Tuesday, June 8, 2010
Troubled Times
This is a picture I took of Heidi and Rhonda when we were on a trip to Palm Springs a number of years ago.
It is difficult for me to blog when traumatic things are unfolding and I can't see through the tears. I will try to catch you up on what happened:
My very dear friend, Heidi, had breast cancer but had been cancer free for more than 3 years. This past December her back started hurting to the point where she was bedridden. She went to a pain management doctor who x-rayed her back and was appalled to find her spine, scull and ribs engulfed with tumors. Heidi had been getting consistent treatment at Mayo Clinic, just a few weeks earlier they had told her that she was doing great. Man were they ever wrong! Since December, Heidi has been getting very good care at the Cancer Treatment Center. Unfortunately, about 10 days ago she became very dehydrated and developed pnumonia. We thought she was recovering and were looking for a long term care facility where she could stay until she got her strength back. But the pnumonia overtook her. Thursday evening, June 3rd, she was placed in Hospice of the Valley. I went over to visit, just after lunch on Friday when I found out where she was. Heidi had a lucid momment where she recognized me and smiled. I held her hand and kissed her forehead. Heidi is one very strong person! I stayed with her until evening, went home and returned the next morning. All day Saturday Heidi lay in bed. There were no more waking momments where she spoke or recognized anyone. She had stopped taking ice chips or drinking any water. I went home around 6pm. The next morning, Sunday, June 6th, at 7:30 am, Michael called to let me know that Heidi had passed. He said I could come see her, but I said no, I saw her yesterday, I saw her in life, and I am good with that.

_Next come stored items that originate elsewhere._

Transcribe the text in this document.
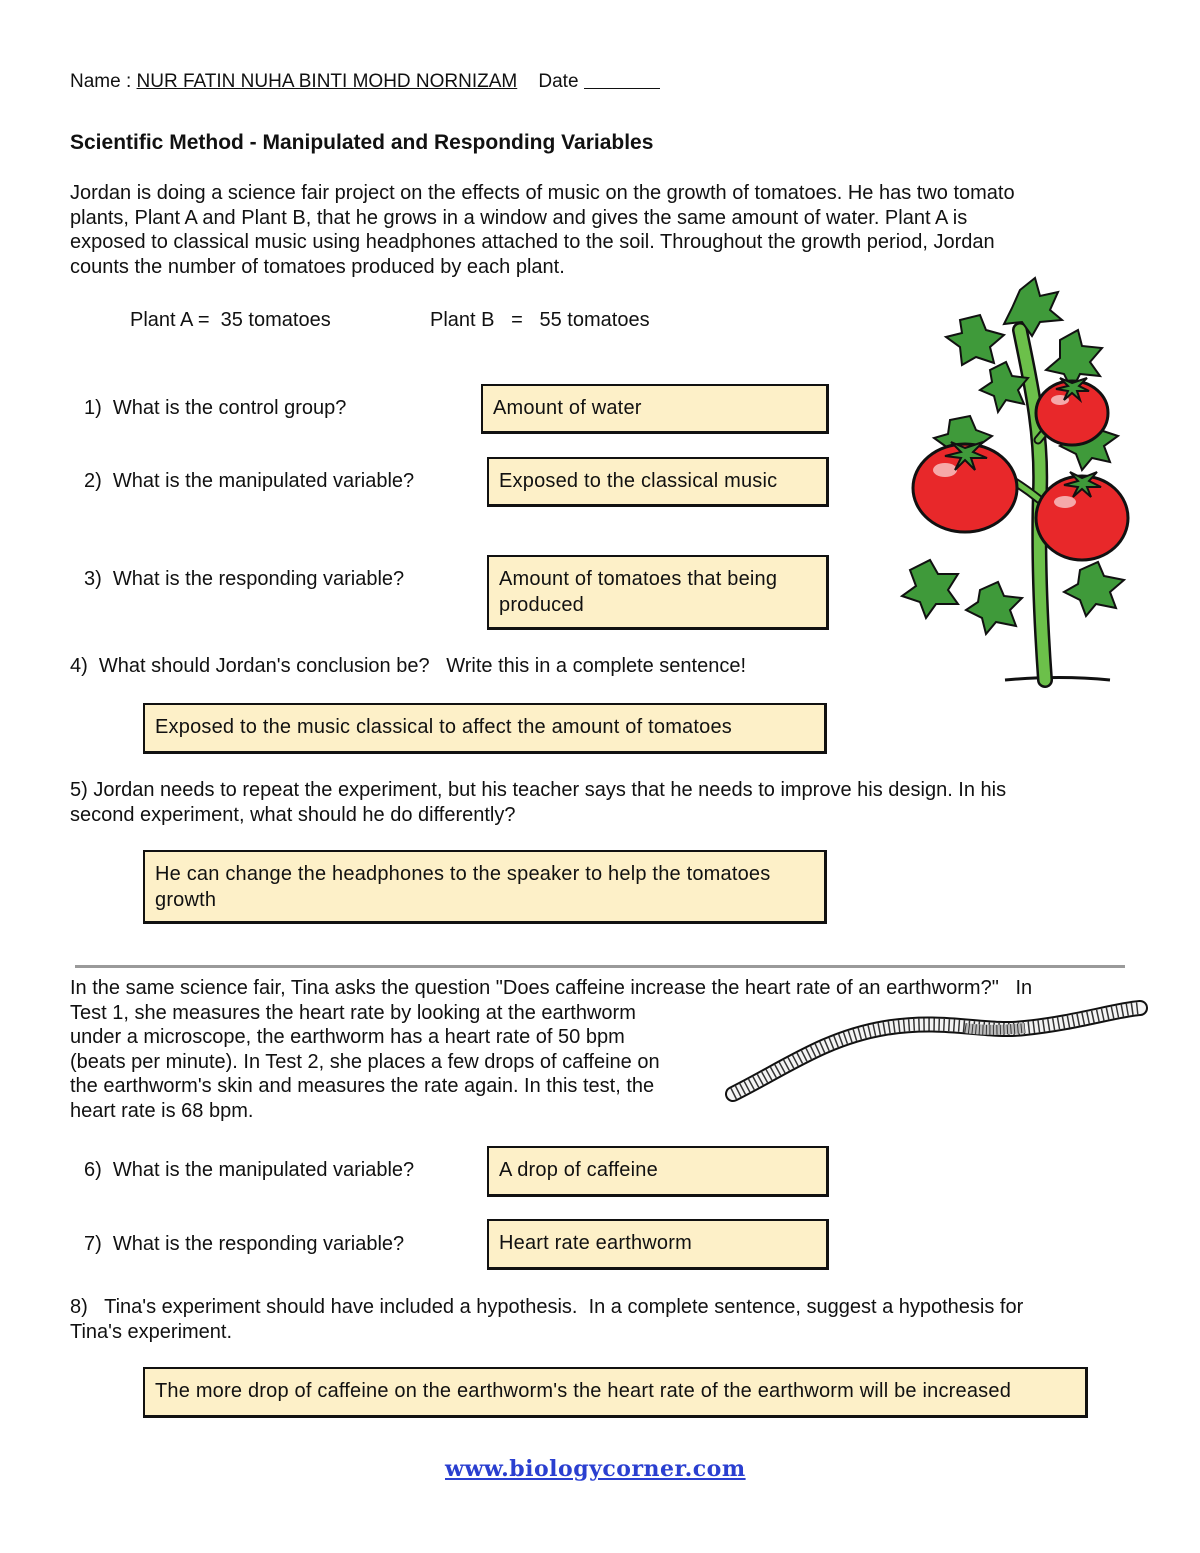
Name : NUR FATIN NUHA BINTI MOHD NORNIZAM Date
Scientific Method - Manipulated and Responding Variables
Jordan is doing a science fair project on the effects of music on the growth of tomatoes. He has two tomato
plants, Plant A and Plant B, that he grows in a window and gives the same amount of water. Plant A is
exposed to classical music using headphones attached to the soil. Throughout the growth period, Jordan
counts the number of tomatoes produced by each plant.
Plant A =  35 tomatoes	Plant B   =   55 tomatoes
1)  What is the control group?	Amount of water
2)  What is the manipulated variable?	Exposed to the classical music
3)  What is the responding variable?	Amount of tomatoes that being produced
4)  What should Jordan's conclusion be?   Write this in a complete sentence!
Exposed to the music classical to affect the amount of tomatoes
5) Jordan needs to repeat the experiment, but his teacher says that he needs to improve his design. In his
second experiment, what should he do differently?
He can change the headphones to the speaker to help the tomatoes growth
In the same science fair, Tina asks the question "Does caffeine increase the heart rate of an earthworm?"   In
Test 1, she measures the heart rate by looking at the earthworm
under a microscope, the earthworm has a heart rate of 50 bpm
(beats per minute). In Test 2, she places a few drops of caffeine on
the earthworm's skin and measures the rate again. In this test, the
heart rate is 68 bpm.
6)  What is the manipulated variable?	A drop of caffeine
7)  What is the responding variable?	Heart rate earthworm
8)   Tina's experiment should have included a hypothesis.  In a complete sentence, suggest a hypothesis for
Tina's experiment.
The more drop of caffeine on the earthworm's the heart rate of the earthworm will be increased
www.biologycorner.com
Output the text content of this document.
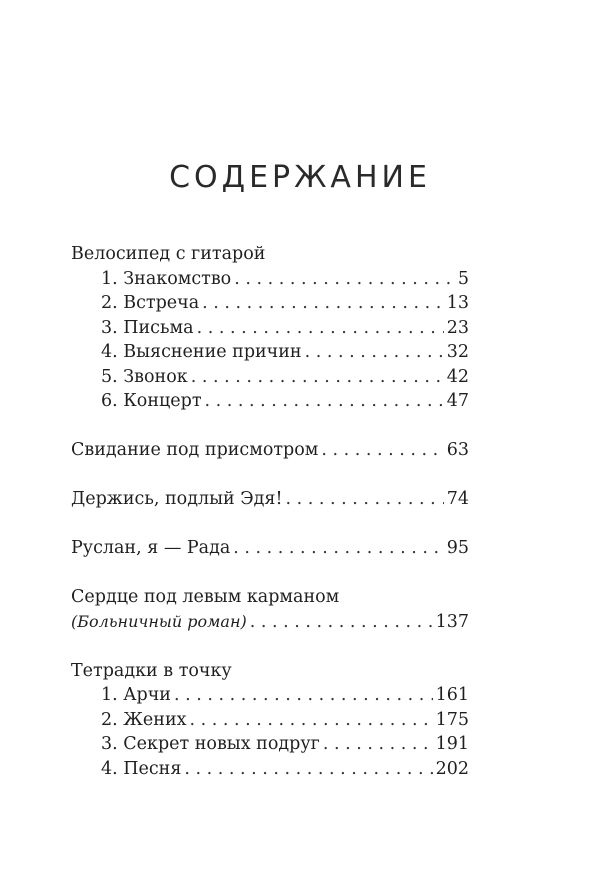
СОДЕРЖАНИЕ
Велосипед с гитарой
1. Знакомство . . .	5
2. Встреча . . .	13
3. Письма . . .	23
4. Выяснение причин . . .	32
5. Звонок . . .	42
6. Концерт . . .	47
Свидание под присмотром . . .	63
Держись, подлый Эдя! . . .	74
Руслан, я — Рада . . .	95
Сердце под левым карманом
(Больничный роман) . . .	137
Тетрадки в точку
1. Арчи . . .	161
2. Жених . . .	175
3. Секрет новых подруг . . .	191
4. Песня . . .	202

Now the grief sets in. I managed to hold the tears back for a day. I did a lot of crying during Heidi's process of dieing, then I thought that I was okay. I am not okay. I miss me dear friend. I had known Heidi for almost 30 years. We might not talk for 5 years, but then we pick up right where we left off. Heidi was my strength, my protector, my friend. My life won't be the same without her. Everyone who knew Heidi will miss her.
A quote my daughter shared with me...."After all, to the well organized mind, death is but the next great adventure" -Dumbledore
Heidi is on her next great adventure...........but I still miss her!